How to Improve Thermal Imaging Skills
Search discipline: Use consistent scan patterns—high, mid, low—then confirm by touch; avoid tunnel vision.
Know limitations: Reflective surfaces lie, water cools readings, steam hides heat; trust trends, not single pixels.
Color palettes and modes: Learn your TIC’s thresholds and palettes so you can interpret scenes quickly.
Coordinate with attack: Pair TIC intel with nozzle work—read the ceiling, cool where it counts, verify with changing signatures.
Practice under stress: Zero-visibility drills with full PPE; scan, communicate, move, reassess.

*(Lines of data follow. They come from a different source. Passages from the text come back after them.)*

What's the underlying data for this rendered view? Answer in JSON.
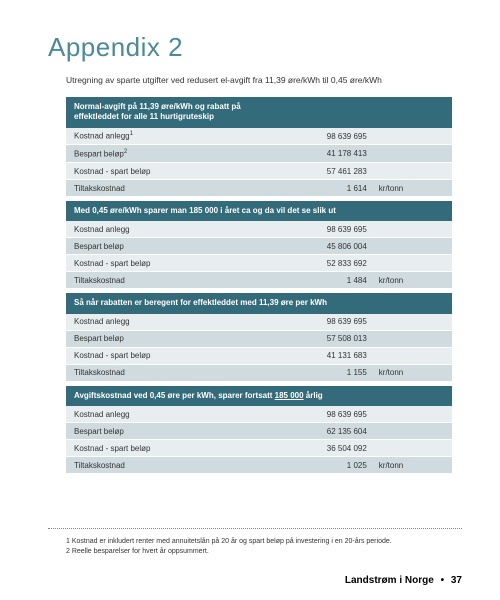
{
  "title": "Appendix 2",
  "subtitle": "Utregning av sparte utgifter ved redusert el-avgift fra 11,39 øre/kWh til 0,45 øre/kWh",
  "sections": [
    {
      "header_lines": [
        "Normal-avgift på 11,39 øre/kWh og rabatt på",
        "effektleddet for alle 11 hurtigruteskip"
      ],
      "rows": [
        {
          "label_html": "Kostnad anlegg<sup>1</sup>",
          "value": "98 639 695",
          "unit": "",
          "shade": "light"
        },
        {
          "label_html": "Bespart beløp<sup>2</sup>",
          "value": "41 178 413",
          "unit": "",
          "shade": "dark"
        },
        {
          "label_html": "Kostnad - spart beløp",
          "value": "57 461 283",
          "unit": "",
          "shade": "light"
        },
        {
          "label_html": "Tiltakskostnad",
          "value": "1 614",
          "unit": "kr/tonn",
          "shade": "dark"
        }
      ]
    },
    {
      "header_lines": [
        "Med 0,45 øre/kWh sparer man 185 000 i året ca og da vil det se slik ut"
      ],
      "rows": [
        {
          "label_html": "Kostnad anlegg",
          "value": "98 639 695",
          "unit": "",
          "shade": "light"
        },
        {
          "label_html": "Bespart beløp",
          "value": "45 806 004",
          "unit": "",
          "shade": "dark"
        },
        {
          "label_html": "Kostnad - spart beløp",
          "value": "52 833 692",
          "unit": "",
          "shade": "light"
        },
        {
          "label_html": "Tiltakskostnad",
          "value": "1 484",
          "unit": "kr/tonn",
          "shade": "dark"
        }
      ]
    },
    {
      "header_lines": [
        "Så når rabatten er beregent for effektleddet med 11,39 øre per kWh"
      ],
      "rows": [
        {
          "label_html": "Kostnad anlegg",
          "value": "98 639 695",
          "unit": "",
          "shade": "light"
        },
        {
          "label_html": "Bespart beløp",
          "value": "57 508 013",
          "unit": "",
          "shade": "dark"
        },
        {
          "label_html": "Kostnad - spart beløp",
          "value": "41 131 683",
          "unit": "",
          "shade": "light"
        },
        {
          "label_html": "Tiltakskostnad",
          "value": "1 155",
          "unit": "kr/tonn",
          "shade": "dark"
        }
      ]
    },
    {
      "header_html": "Avgiftskostnad ved 0,45 øre per kWh, sparer fortsatt <span class=\"underline\">185 000</span> årlig",
      "rows": [
        {
          "label_html": "Kostnad anlegg",
          "value": "98 639 695",
          "unit": "",
          "shade": "light"
        },
        {
          "label_html": "Bespart beløp",
          "value": "62 135 604",
          "unit": "",
          "shade": "dark"
        },
        {
          "label_html": "Kostnad - spart beløp",
          "value": "36 504 092",
          "unit": "",
          "shade": "light"
        },
        {
          "label_html": "Tiltakskostnad",
          "value": "1 025",
          "unit": "kr/tonn",
          "shade": "dark"
        }
      ]
    }
  ],
  "footnotes": [
    "1  Kostnad er inkludert renter med annuitetslån på 20 år og spart beløp på investering i en 20-års periode.",
    "2  Reelle besparelser for hvert år oppsummert."
  ],
  "footer": {
    "text": "Landstrøm i Norge",
    "page": "37"
  },
  "colors": {
    "title": "#4a8a9a",
    "header_bg": "#336b7a",
    "row_light": "#e8eef0",
    "row_dark": "#cfdbde"
  }
}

How to Display Thermal Imaging Skills on Your Resume

12. Wildland Firefighting
Wildland firefighting tackles fires in forests, brush, and grass—dynamic terrain, shifting winds, and long operational periods.
Why It's Important
It protects communities, critical infrastructure, watersheds, and ecosystems, especially at the wildland-urban interface.
How to Improve Wildland Firefighting Skills
Fundamentals: Live LCES—lookouts, communications, escape routes, safety zones; know the watch-out situations and fire orders.
Line construction: Practice handline, dozer line, and hose lays; improve mop-up and cold-trailing techniques.
Weather and fuels: Read RH, winds, inversions, topography, and fuel models; anticipate afternoon changes.
WUI operations: Structure triage, defensible space, ember control, and coordinated firing operations with law and utilities.
Endurance and heat readiness: Condition for long shifts; hydrate, rehab, and monitor for heat illness.